Later, he'd left in a dark boat with a cross . . .
But oh, how she'd been wrong,
had half-laughed, cried that way he looked
at her, flush in morning's sun.
Let the old hags gossip: it's what people do
who have nothing
left. When they say he won't return,
she thinks, they're crazy.
And though the years that pass leave her
stooped, frail . . . she's ready, lies
back one night, eyes closed,
for that space, precious,
when God-willing, after an in-breath,
the barco negro slips up to the pier
for her, pauses . . .
and, before any out-, moves off,
sails billowing: a spectral glide
to the horizon—like a dip into sleep, gone!
Copyright © 2006 by Mel Belin.
Barco Negro was previously published by The Legal Studies Forum 2005 (West Virginia University).
Company
He, she,
narcissus blooms and Bach in the room.
Moonlight through screen and blinds.
They coil and twine. Shadows
slash a fine net grid across limbs, an arching
back. Though his parents look
away, silent, he hears a wail
that cuts like a dagger, draws spouts
of blood, each others' over
the gentile. Her father murmurs,
O my daughter! between
the mumbled words of his prayer, miserere
and nobis. A nightmare
become tribal memory: archetypal
pogrom, crusade—looting,
burning, piercing by the sword
in places interchangeable
as their names, Speyer, Worms, Cologne . . .
She whispers, Now! urgently, legs upraised.
Their analysts hover with pen and pad
getting it all down.
Copyright © 2006 by Mel Belin.
Mayaland
You place your hand in mine
at this sound and light show in Uxmal,
and I wish I could carry you off . . .
as, we are told, the great dark Lord of Chichen‑Itza
did Princess Sac‑Nicté here on her wedding day
in the month of Moan. After war
and centuries, the Nunnery quadrangle is deserted now,
its reds, yellows, and blues gleaming
mysteriously on a limestone facade, Puuc‑style,
a mosaic of intertwined serpents with masks of Chac.
Suddenly, the Magician's Palace bursts
into light‑‑can't believe we climbed it today,
hanging to that chain from such a terrifying height.
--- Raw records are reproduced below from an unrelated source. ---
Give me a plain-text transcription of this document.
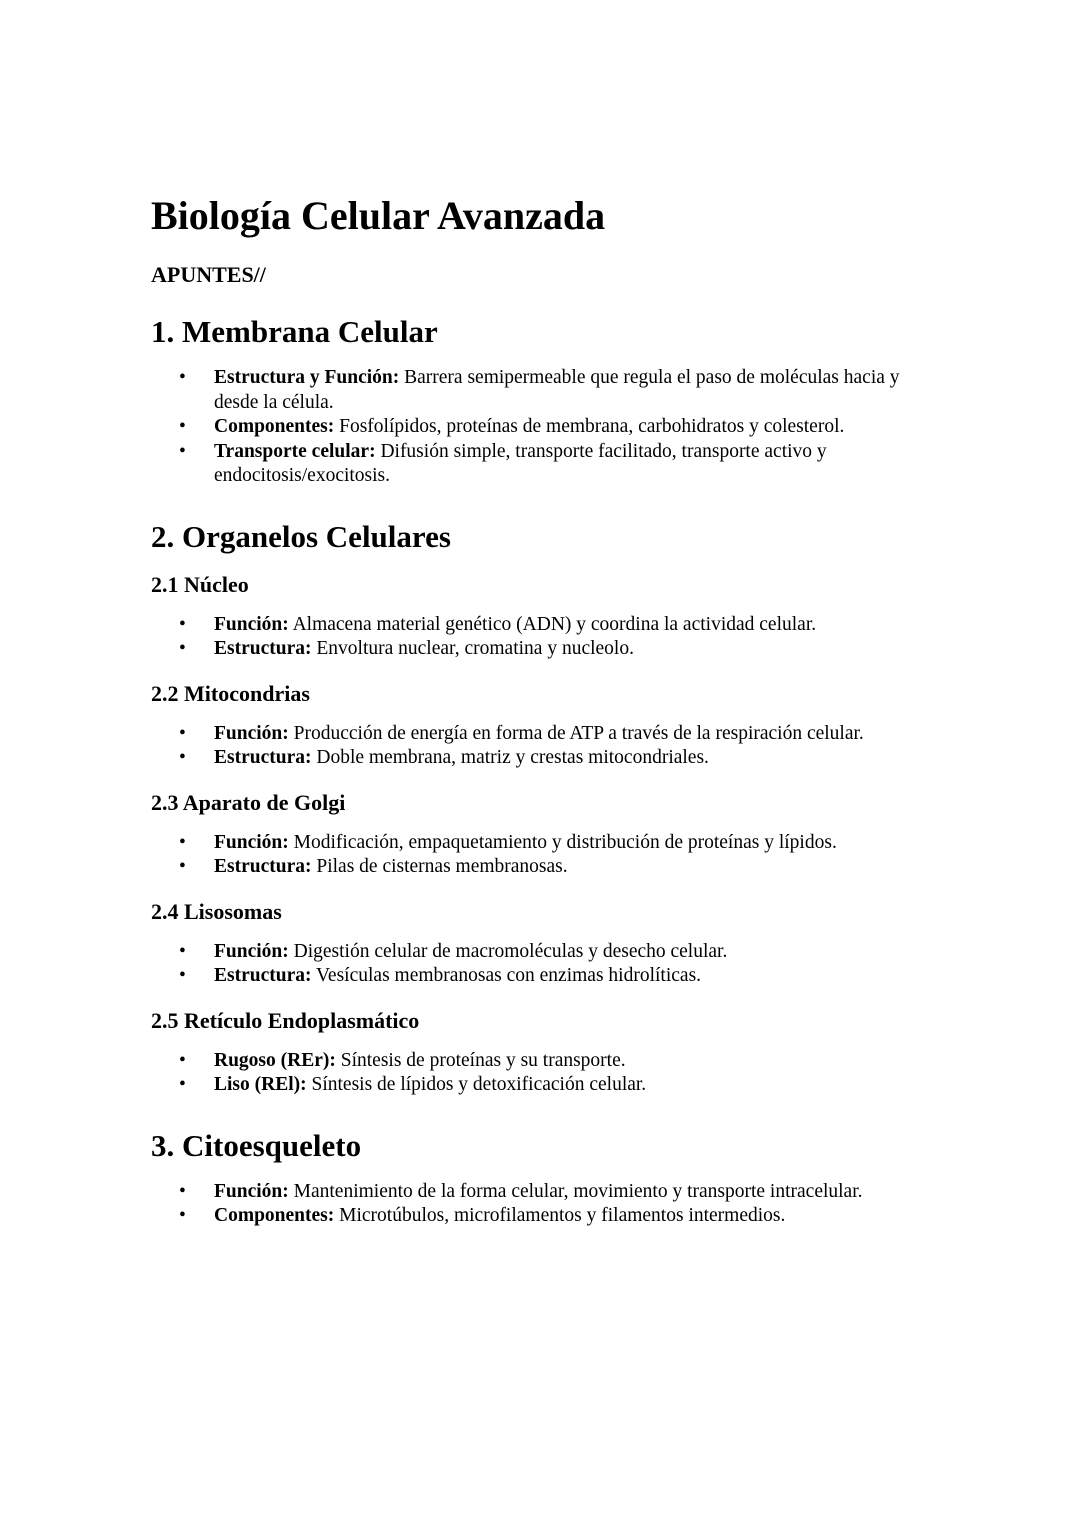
Biología Celular Avanzada
APUNTES//
1. Membrana Celular
• Estructura y Función: Barrera semipermeable que regula el paso de moléculas hacia y desde la célula.
• Componentes: Fosfolípidos, proteínas de membrana, carbohidratos y colesterol.
• Transporte celular: Difusión simple, transporte facilitado, transporte activo y endocitosis/exocitosis.
2. Organelos Celulares
2.1 Núcleo
• Función: Almacena material genético (ADN) y coordina la actividad celular.
• Estructura: Envoltura nuclear, cromatina y nucleolo.
2.2 Mitocondrias
• Función: Producción de energía en forma de ATP a través de la respiración celular.
• Estructura: Doble membrana, matriz y crestas mitocondriales.
2.3 Aparato de Golgi
• Función: Modificación, empaquetamiento y distribución de proteínas y lípidos.
• Estructura: Pilas de cisternas membranosas.
2.4 Lisosomas
• Función: Digestión celular de macromoléculas y desecho celular.
• Estructura: Vesículas membranosas con enzimas hidrolíticas.
2.5 Retículo Endoplasmático
• Rugoso (REr): Síntesis de proteínas y su transporte.
• Liso (REl): Síntesis de lípidos y detoxificación celular.
3. Citoesqueleto
• Función: Mantenimiento de la forma celular, movimiento y transporte intracelular.
• Componentes: Microtúbulos, microfilamentos y filamentos intermedios.
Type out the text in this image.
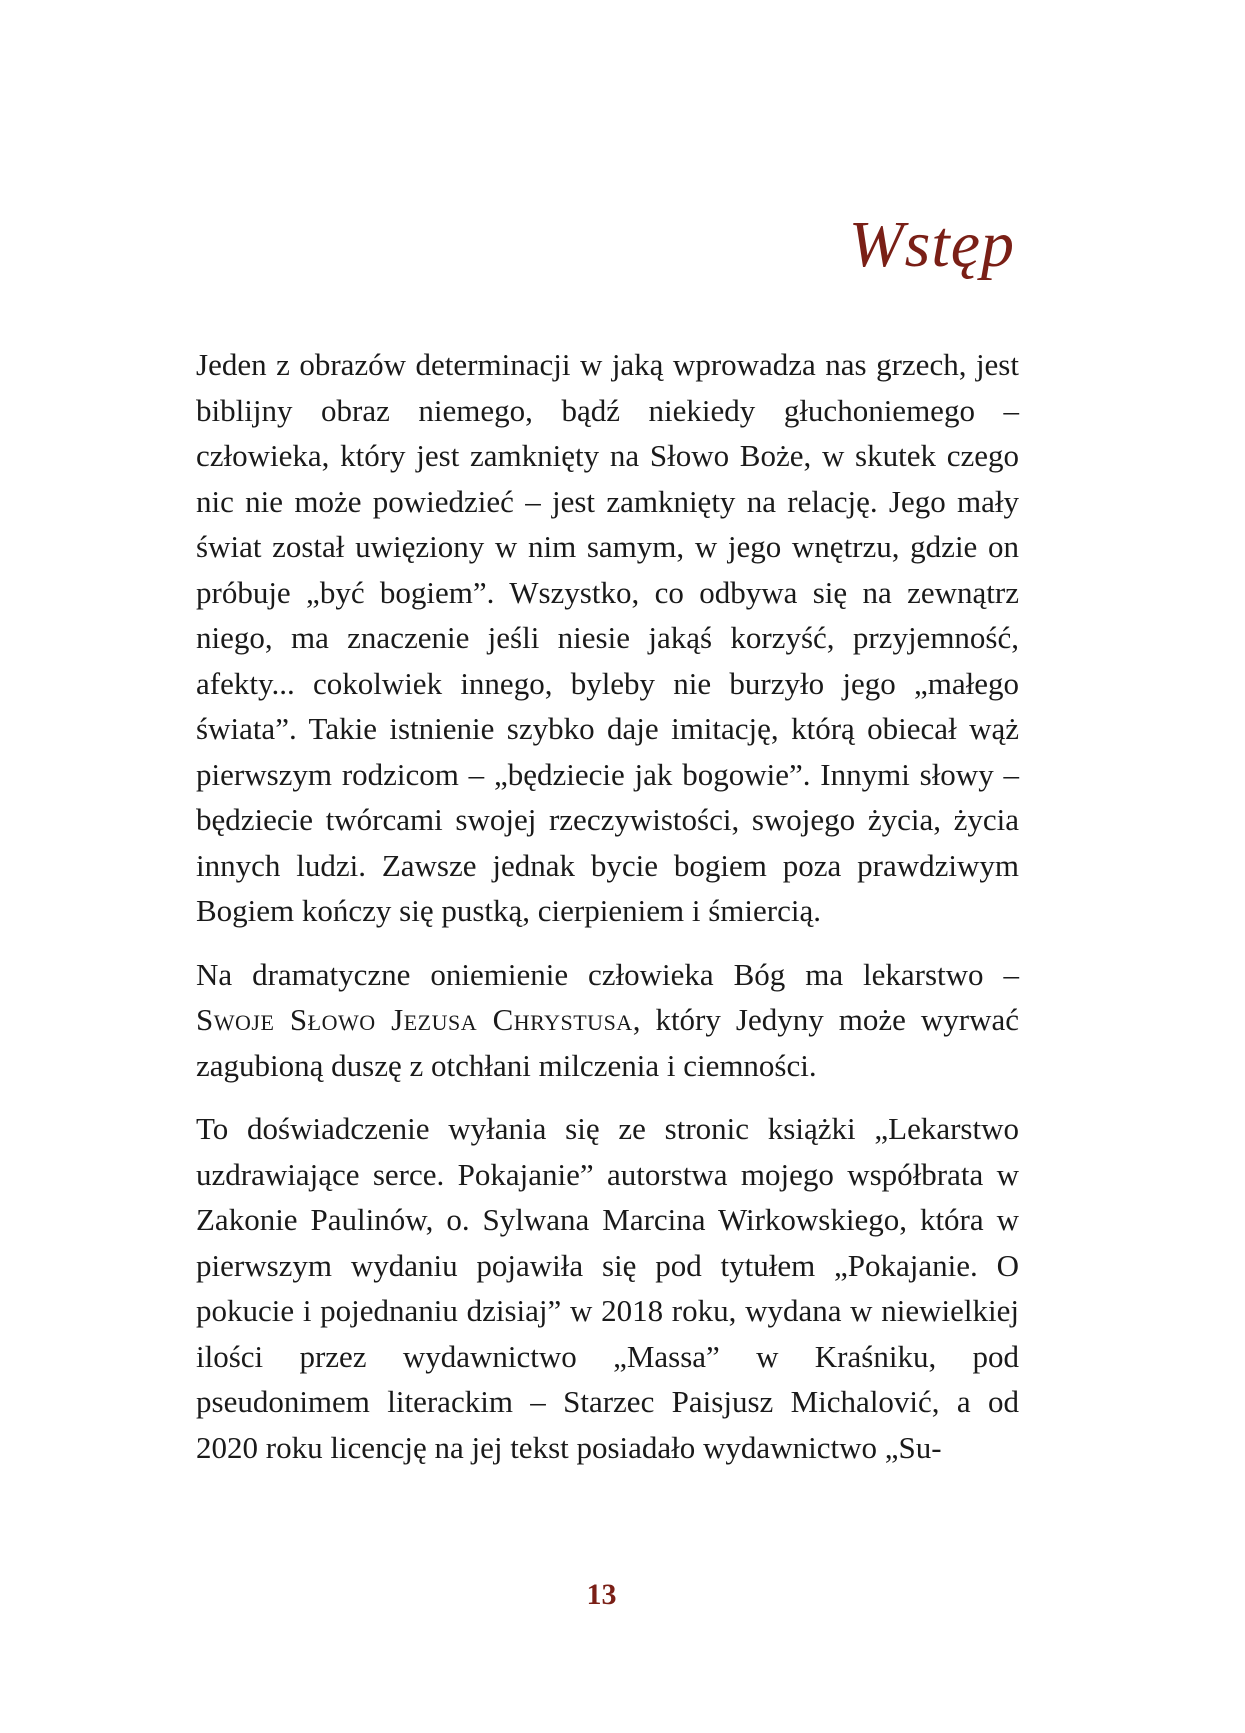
Wstęp

Jeden z obrazów determinacji w jaką wprowadza nas grzech, jest biblijny obraz niemego, bądź niekiedy głuchoniemego – człowieka, który jest zamknięty na Słowo Boże, w skutek czego nic nie może powiedzieć – jest zamknięty na relację. Jego mały świat został uwięziony w nim samym, w jego wnętrzu, gdzie on próbuje „być bogiem”. Wszystko, co odbywa się na zewnątrz niego, ma znaczenie jeśli niesie jakąś korzyść, przyjemność, afekty... cokolwiek innego, byleby nie burzyło jego „małego świata”. Takie istnienie szybko daje imitację, którą obiecał wąż pierwszym rodzicom – „będziecie jak bogowie”. Innymi słowy – będziecie twórcami swojej rzeczywistości, swojego życia, życia innych ludzi. Zawsze jednak bycie bogiem poza prawdziwym Bogiem kończy się pustką, cierpieniem i śmiercią.

Na dramatyczne oniemienie człowieka Bóg ma lekarstwo – Swoje Słowo Jezusa Chrystusa, który Jedyny może wyrwać zagubioną duszę z otchłani milczenia i ciemności.

To doświadczenie wyłania się ze stronic książki „Lekarstwo uzdrawiające serce. Pokajanie” autorstwa mojego współbrata w Zakonie Paulinów, o. Sylwana Marcina Wirkowskiego, która w pierwszym wydaniu pojawiła się pod tytułem „Pokajanie. O pokucie i pojednaniu dzisiaj” w 2018 roku, wydana w niewielkiej ilości przez wydawnictwo „Massa” w Kraśniku, pod pseudonimem literackim – Starzec Paisjusz Michalović, a od 2020 roku licencję na jej tekst posiadało wydawnictwo „Su-

13
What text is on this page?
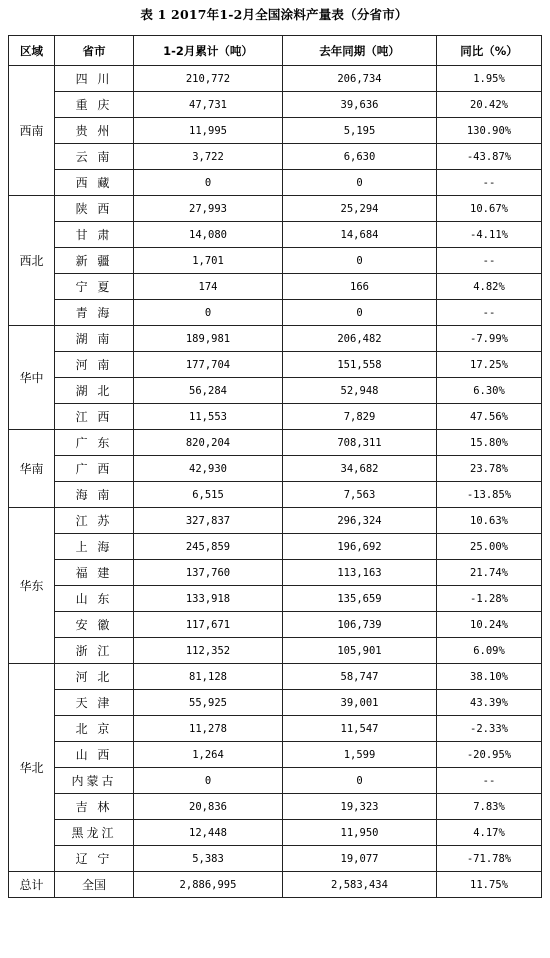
表 1 2017年1-2月全国涂料产量表（分省市）
区域	省市	1-2月累计（吨）	去年同期（吨）	同比（%）
西南	四 川	210,772	206,734	1.95%
	重 庆	47,731	39,636	20.42%
	贵 州	11,995	5,195	130.90%
	云 南	3,722	6,630	-43.87%
	西 藏	0	0	--
西北	陕 西	27,993	25,294	10.67%
	甘 肃	14,080	14,684	-4.11%
	新 疆	1,701	0	--
	宁 夏	174	166	4.82%
	青 海	0	0	--
华中	湖 南	189,981	206,482	-7.99%
	河 南	177,704	151,558	17.25%
	湖 北	56,284	52,948	6.30%
	江 西	11,553	7,829	47.56%
华南	广 东	820,204	708,311	15.80%
	广 西	42,930	34,682	23.78%
	海 南	6,515	7,563	-13.85%
华东	江 苏	327,837	296,324	10.63%
	上 海	245,859	196,692	25.00%
	福 建	137,760	113,163	21.74%
	山 东	133,918	135,659	-1.28%
	安 徽	117,671	106,739	10.24%
	浙 江	112,352	105,901	6.09%
华北	河 北	81,128	58,747	38.10%
	天 津	55,925	39,001	43.39%
	北 京	11,278	11,547	-2.33%
	山 西	1,264	1,599	-20.95%
	内蒙古	0	0	--
	吉 林	20,836	19,323	7.83%
	黑龙江	12,448	11,950	4.17%
	辽 宁	5,383	19,077	-71.78%
总计	全国	2,886,995	2,583,434	11.75%
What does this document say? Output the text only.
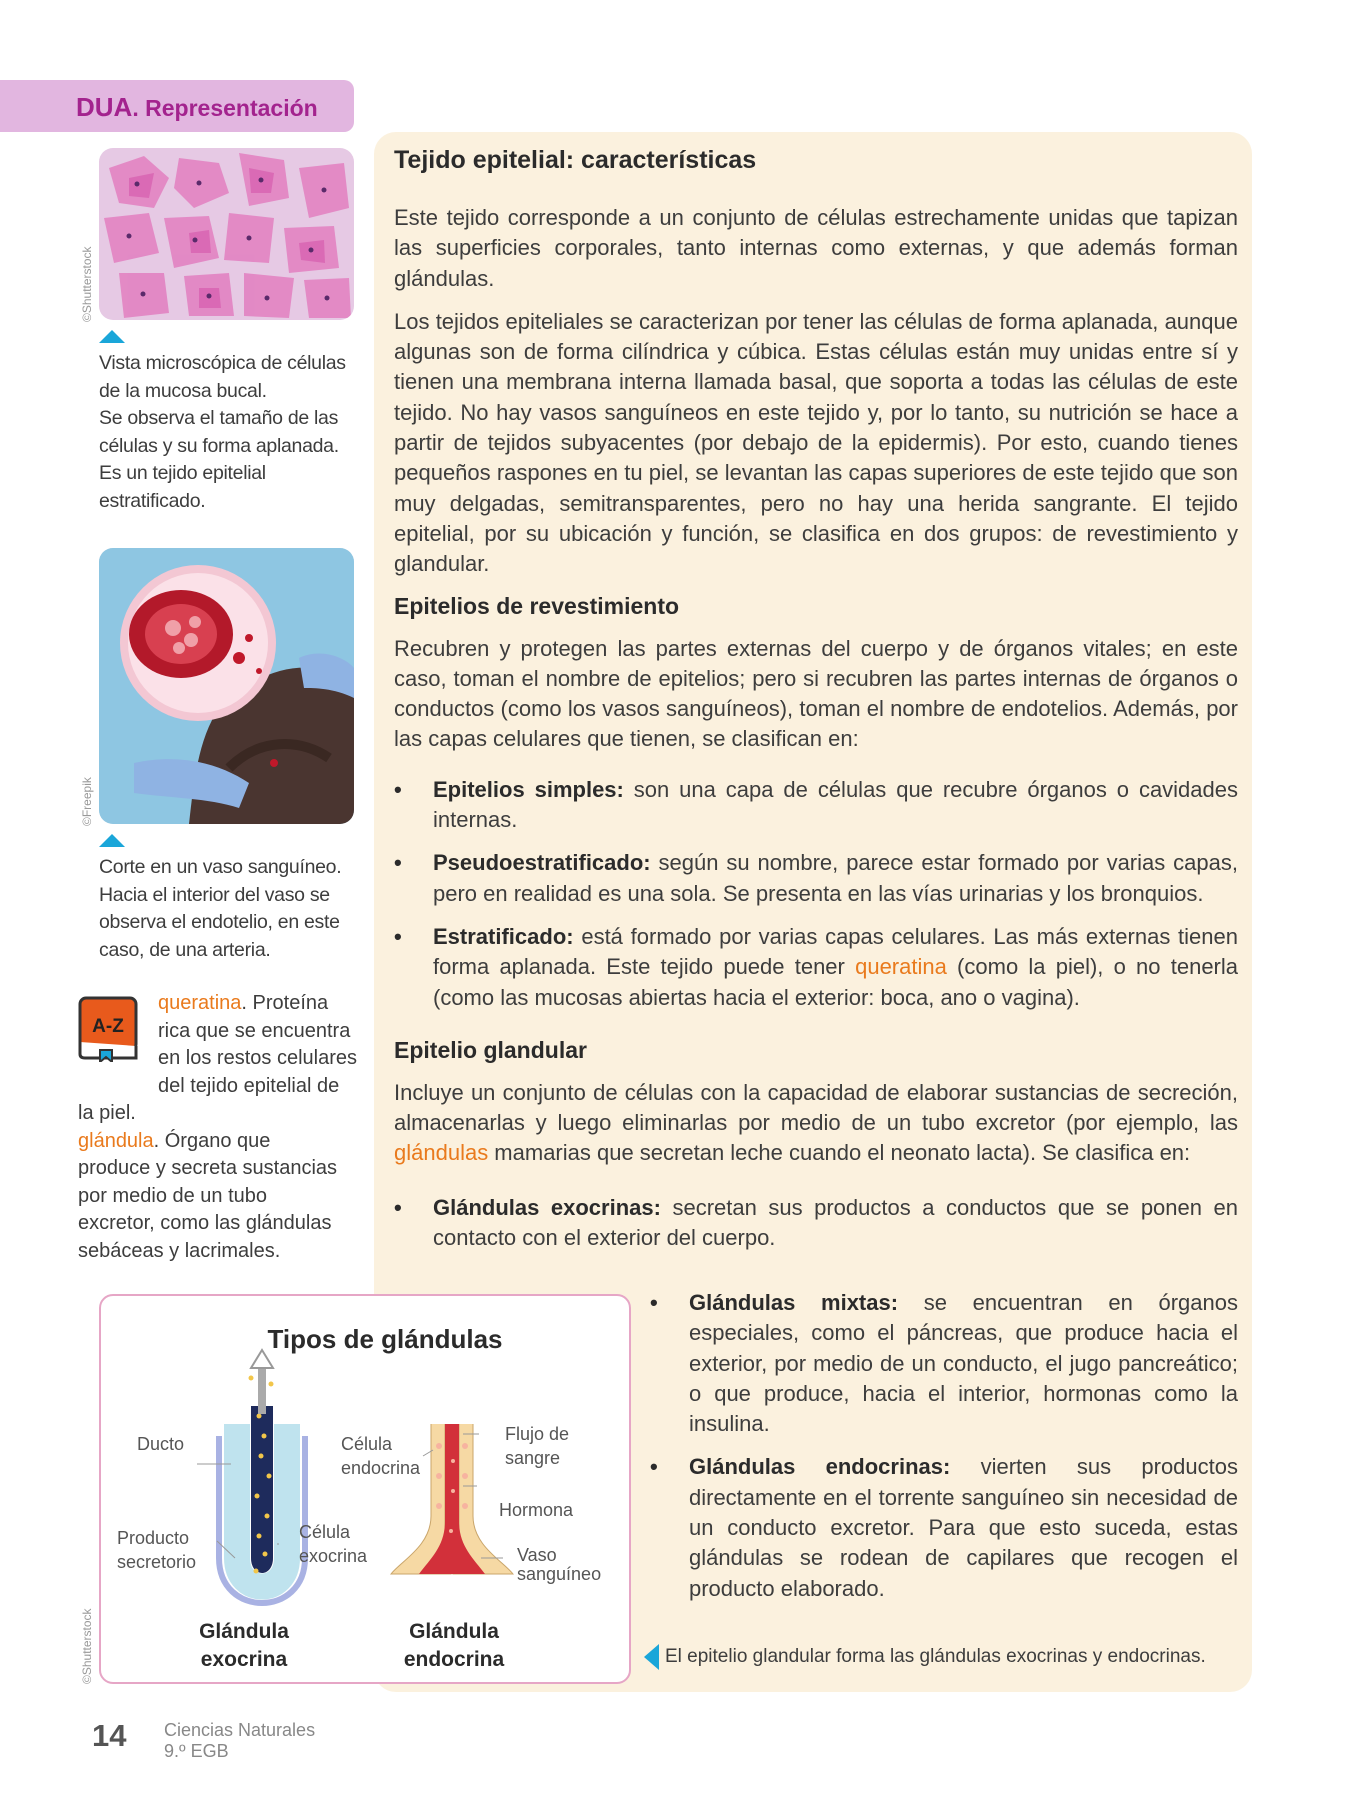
DUA. Representación
©Shutterstock
Vista microscópica de células
de la mucosa bucal.
Se observa el tamaño de las
células y su forma aplanada.
Es un tejido epitelial
estratificado.
©Freepik
Corte en un vaso sanguíneo.
Hacia el interior del vaso se
observa el endotelio, en este
caso, de una arteria.
A-Z
queratina. Proteína
rica que se encuentra
en los restos celulares
del tejido epitelial de
la piel.
glándula. Órgano que
produce y secreta sustancias
por medio de un tubo
excretor, como las glándulas
sebáceas y lacrimales.
Tejido epitelial: características

Este tejido corresponde a un conjunto de células estrechamente unidas que tapizan las superficies corporales, tanto internas como externas, y que además forman glándulas.

Los tejidos epiteliales se caracterizan por tener las células de forma aplanada, aunque algunas son de forma cilíndrica y cúbica. Estas células están muy unidas entre sí y tienen una membrana interna llamada basal, que soporta a todas las células de este tejido. No hay vasos sanguíneos en este tejido y, por lo tanto, su nutrición se hace a partir de tejidos subyacentes (por debajo de la epidermis). Por esto, cuando tienes pequeños raspones en tu piel, se levantan las capas superiores de este tejido que son muy delgadas, semitransparentes, pero no hay una herida sangrante. El tejido epitelial, por su ubicación y función, se clasifica en dos grupos: de revestimiento y glandular.

Epitelios de revestimiento

Recubren y protegen las partes externas del cuerpo y de órganos vitales; en este caso, toman el nombre de epitelios; pero si recubren las partes internas de órganos o conductos (como los vasos sanguíneos), toman el nombre de endotelios. Además, por las capas celulares que tienen, se clasifican en:

• Epitelios simples: son una capa de células que recubre órganos o cavidades internas.
• Pseudoestratificado: según su nombre, parece estar formado por varias capas, pero en realidad es una sola. Se presenta en las vías urinarias y los bronquios.
• Estratificado: está formado por varias capas celulares. Las más externas tienen forma aplanada. Este tejido puede tener queratina (como la piel), o no tenerla (como las mucosas abiertas hacia el exterior: boca, ano o vagina).
Epitelio glandular

Incluye un conjunto de células con la capacidad de elaborar sustancias de secreción, almacenarlas y luego eliminarlas por medio de un tubo excretor (por ejemplo, las glándulas mamarias que secretan leche cuando el neonato lacta). Se clasifica en:

• Glándulas exocrinas: secretan sus productos a conductos que se ponen en contacto con el exterior del cuerpo.
• Glándulas mixtas: se encuentran en órganos especiales, como el páncreas, que produce hacia el exterior, por medio de un conducto, el jugo pancreático; o que produce, hacia el interior, hormonas como la insulina.
• Glándulas endocrinas: vierten sus productos directamente en el torrente sanguíneo sin necesidad de un conducto excretor. Para que esto suceda, estas glándulas se rodean de capilares que recogen el producto elaborado.
El epitelio glandular forma las glándulas exocrinas y endocrinas.
Tipos de glándulas
Ducto
Producto
secretorio
Célula
exocrina
Célula
endocrina
Flujo de
sangre
Hormona
Vaso
sanguíneo
Glándula
exocrina
Glándula
endocrina
©Shutterstock
14 Ciencias Naturales
9.º EGB
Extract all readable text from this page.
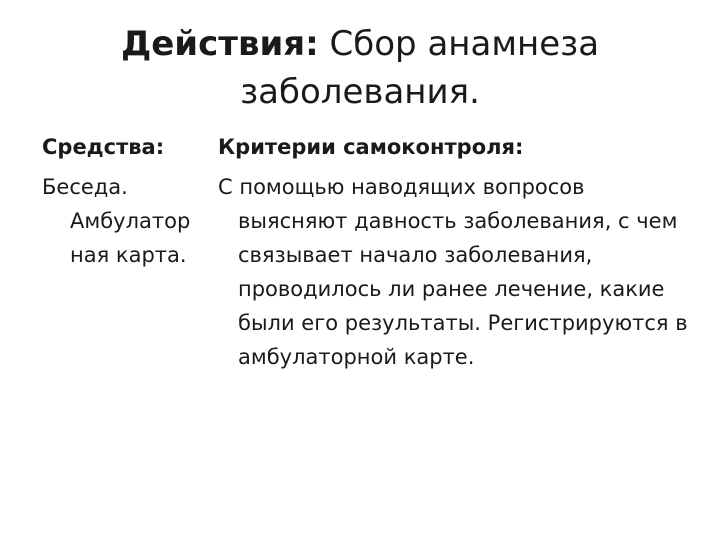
Действия: Сбор анамнеза заболевания.

Средства:

Беседа. Амбулатор ная карта.

Критерии самоконтроля:

С помощью наводящих вопросов выясняют давность заболевания, с чем связывает начало заболевания, проводилось ли ранее лечение, какие были его результаты. Регистрируются в амбулаторной карте.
And I forgive you‑‑excuse my presuming‑‑
everything, even your departure all‑too‑soon
for New York for a year or more.
If a dwarf could have built this palace
in a night, as the legend says, to win a wager
with the King and save his own life,
in the hours left all that you or I could have wanted
remains . . . Perhaps, a context had made
the yeses seem nos. You'd grit your teeth if I called
you, like Sac‑Nicté, a white flower, or dove
to make my woodland sigh. I wish I could carry you off . . .
Copyright © 2006 by Mel Belin.
Mayaland was previously published in Blue Unicorn in 2006.
Biography:
Mel Belin's first book of poetry, Flesh That Was Chrysalis, was published by The Word Works, Inc., in September 1999. He was a winner of Potomac Review's third annual poetry competition, and a runner-up in an Antietam Review competition. He has read from his work on the Theme & Variations Program distributed by National Public Radio. A graduate of Dartmouth College, and George Washington University Law School, he is a retired lawyer, who currently resides in Arlington, Virginia.